The framework is intended to help harmonize the evidence payers desire for coverage and formulary decisions with the evidence received from researchers, and help guide researchers as to what types of evidence needs to be developed in the future.

Authors tested the framework among payers using three clinical scenarios and the associated decisions payers face: 1) determination of coverage for a new hepatitis C therapy (sofosbuvir); 2) confirming coverage for oral anticoagulants (rivaroxaban, dabigatran, apixaban); and 3) limiting use of a multiple sclerosis (MS) therapy (natalizumab) that has known safety concerns. Payers applied the framework to these cases and provided key insights on the evidence needed to inform their decision-making:

  • Payers need more impact, not more evidence: Payers are not necessarily seeking more evidence about treatment efficacy. Their primary need is evidence that illustrates meaningful differences between treatment alternatives and more relevant outcomes for real-world use.
  • Timing matters: Payers need additional evidence most when treatment standards are in flux, for example when a new drug is approved or clinical practice shifts when new treatments emerge.

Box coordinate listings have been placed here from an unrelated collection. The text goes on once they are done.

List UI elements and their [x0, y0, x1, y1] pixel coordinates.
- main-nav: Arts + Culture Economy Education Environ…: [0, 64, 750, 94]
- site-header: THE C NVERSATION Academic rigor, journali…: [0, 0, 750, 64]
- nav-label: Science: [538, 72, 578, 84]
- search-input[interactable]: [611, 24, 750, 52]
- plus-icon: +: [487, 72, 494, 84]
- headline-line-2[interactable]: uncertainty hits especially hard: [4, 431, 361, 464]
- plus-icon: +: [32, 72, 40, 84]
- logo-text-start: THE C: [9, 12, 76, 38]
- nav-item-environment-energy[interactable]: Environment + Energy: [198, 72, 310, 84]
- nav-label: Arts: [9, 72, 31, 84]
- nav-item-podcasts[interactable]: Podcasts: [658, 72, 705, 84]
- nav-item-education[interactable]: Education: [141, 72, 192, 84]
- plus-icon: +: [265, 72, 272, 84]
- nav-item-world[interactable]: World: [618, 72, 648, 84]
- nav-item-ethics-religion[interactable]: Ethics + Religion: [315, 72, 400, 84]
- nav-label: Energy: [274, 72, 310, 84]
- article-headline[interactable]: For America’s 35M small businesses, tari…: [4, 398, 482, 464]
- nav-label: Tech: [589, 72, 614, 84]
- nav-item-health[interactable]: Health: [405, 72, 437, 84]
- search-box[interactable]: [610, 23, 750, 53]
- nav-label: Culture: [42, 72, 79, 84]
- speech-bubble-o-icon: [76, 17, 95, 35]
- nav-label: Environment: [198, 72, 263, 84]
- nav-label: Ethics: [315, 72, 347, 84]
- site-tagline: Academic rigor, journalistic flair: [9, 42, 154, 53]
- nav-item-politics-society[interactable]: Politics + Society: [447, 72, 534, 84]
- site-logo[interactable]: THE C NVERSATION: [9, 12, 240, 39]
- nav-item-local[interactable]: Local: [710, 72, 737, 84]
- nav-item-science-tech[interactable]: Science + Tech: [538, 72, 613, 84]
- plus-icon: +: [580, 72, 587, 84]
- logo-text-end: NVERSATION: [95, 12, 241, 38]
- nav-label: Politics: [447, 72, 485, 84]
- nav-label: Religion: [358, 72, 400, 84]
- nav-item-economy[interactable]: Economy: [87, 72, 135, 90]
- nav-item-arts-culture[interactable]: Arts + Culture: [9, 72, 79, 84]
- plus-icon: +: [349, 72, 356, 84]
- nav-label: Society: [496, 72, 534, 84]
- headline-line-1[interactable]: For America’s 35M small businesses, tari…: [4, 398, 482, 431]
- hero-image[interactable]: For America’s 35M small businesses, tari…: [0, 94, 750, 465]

  • Payers take a broader view of outcomes: Payers are interested in obtaining new evidence that goes beyond efficacy, and includes effectiveness, longer-term safety or the impact of a treatment on subpopulations or impact on the delivery system.
  • Payers need real-world evidence: Payers noted that real-world evidence can provide the insights needed to design population-specific management programs or fine-tune coverage strategies.